Hidden Markov Models#

Warning

Still under construction, I hope to fill these sections out as I have time.

Standard topology#

Kaldi topology reference#

See also

  • https://kaldi-asr.org/doc/hmm.html

  • https://kaldi-asr.org/doc/tree_internals.html

  • https://kaldi-asr.org/doc/tree_externals.html

MFA topology#

MFA uses a variable 3-state topology for modeling phones. Each state has a likelihood to transition to the final state in addition to the next state. What this is means is that each phone has a minimum duration of 10ms (corresponding to the default time step for MFCC generation), rather than 30ms for a more standard 3-state HMM. Having a shorter minimum duration reduces alignment errors from short or dropped phones, i.e., American English flaps or schwas, or accommodate for dictionary errors (though these should still be fixed).

Customizing topologies#

Custom numbers of states can be specified via a topology configuration file. The configuration file should list per-phone minimum and maximum states, as below.

:
  - min_states: 3
  - max_states: 5
ɾ:
  - min_states: 1
  - max_states: 1

In the above example, the [tʃ] phone will have a variable topology with a minimum 3 states before terminating, but optional 5 states to cover additional transitions for the complex articulation. Conversely, the [ɾ] phone is a very short articulation and so having both minimum and maximum set to 1 state ensures that additional states are not used to model the phone.

Clustering phones#

In a monophone model, each phone is modeled the same regardless of the surrounding phonological context. Consider the [P] in the words paid [P EY1 D] and spade [S P EY1 D] in English. The actual pronunciation of the [P] in paid will be an aspirated [pʰ] but the pronunciation of [P] following [S] is an unaspirated [p].

To more accurately model these phonological variants, we use triphone models. Under the hood, each phone gets transformed into a sequence of three phones, including the phone and its preceding and following phones.
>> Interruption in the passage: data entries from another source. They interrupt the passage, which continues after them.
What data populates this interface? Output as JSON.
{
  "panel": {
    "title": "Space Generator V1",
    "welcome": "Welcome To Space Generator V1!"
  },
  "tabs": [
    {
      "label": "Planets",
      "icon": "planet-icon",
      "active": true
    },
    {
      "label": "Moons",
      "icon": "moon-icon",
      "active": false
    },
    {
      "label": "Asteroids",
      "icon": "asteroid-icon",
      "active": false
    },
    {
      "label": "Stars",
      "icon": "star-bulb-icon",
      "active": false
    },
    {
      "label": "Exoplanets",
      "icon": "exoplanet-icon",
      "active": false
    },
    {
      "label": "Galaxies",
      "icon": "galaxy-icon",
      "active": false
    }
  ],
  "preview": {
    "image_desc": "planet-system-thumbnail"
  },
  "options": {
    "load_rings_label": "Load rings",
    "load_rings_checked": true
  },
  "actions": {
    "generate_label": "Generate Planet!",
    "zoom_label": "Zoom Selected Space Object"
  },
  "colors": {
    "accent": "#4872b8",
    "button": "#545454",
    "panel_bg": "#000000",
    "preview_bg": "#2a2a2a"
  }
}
So the representation for “paid” and “spade” becomes [#/P/EY1 P/EY1/D EY1/D/#] and [#/S/P S/P/EY1 P/EY1/D EY1/D/#]. At this level, we have made it so that the [P] phones have two different labels, so each can be modeled differently.

However, representing phones this way results in a massive explosion of the number of phones, with not as many corresponding occurrences. If there is not much data for particular phones, modeling them appropriately becomes challenging. The solution to this data sparsity issue is to cluster the resulting states based on their similarity. For the triphone [P/EY1/D], triphones like [P/EY1/T], [B/EY1/D],[M/EY1/D],[B/EY1/T], and [M/EY1/T] will all have similar acoustics, as they’re [EY1] vowels with bilabial stops preceding and oral coronal stops following. The triphone [P/EY1/N] and others with following nasals will likely not be similar enough due to regressive nasalization in English.

As a result of the phone clustering, the number of PDFs being modeled is reduced to a more manageable number with less data sparsity issues.

Note

By default Kaldi and earlier versions MFA included silence phones with the nonsilence phones, due to the idea for instance that stops have a closure state to them and so that is similar to silence. However, having silence states be clustered with nonsilence states has led to gross alignment errors with less clean data, so MFA 3.1 and later removes all instances of the silence phone being clustered with nonsilence phones. The OOV phone is still clustered with both silence and nonsilence however, and OOVs can cover multiple words.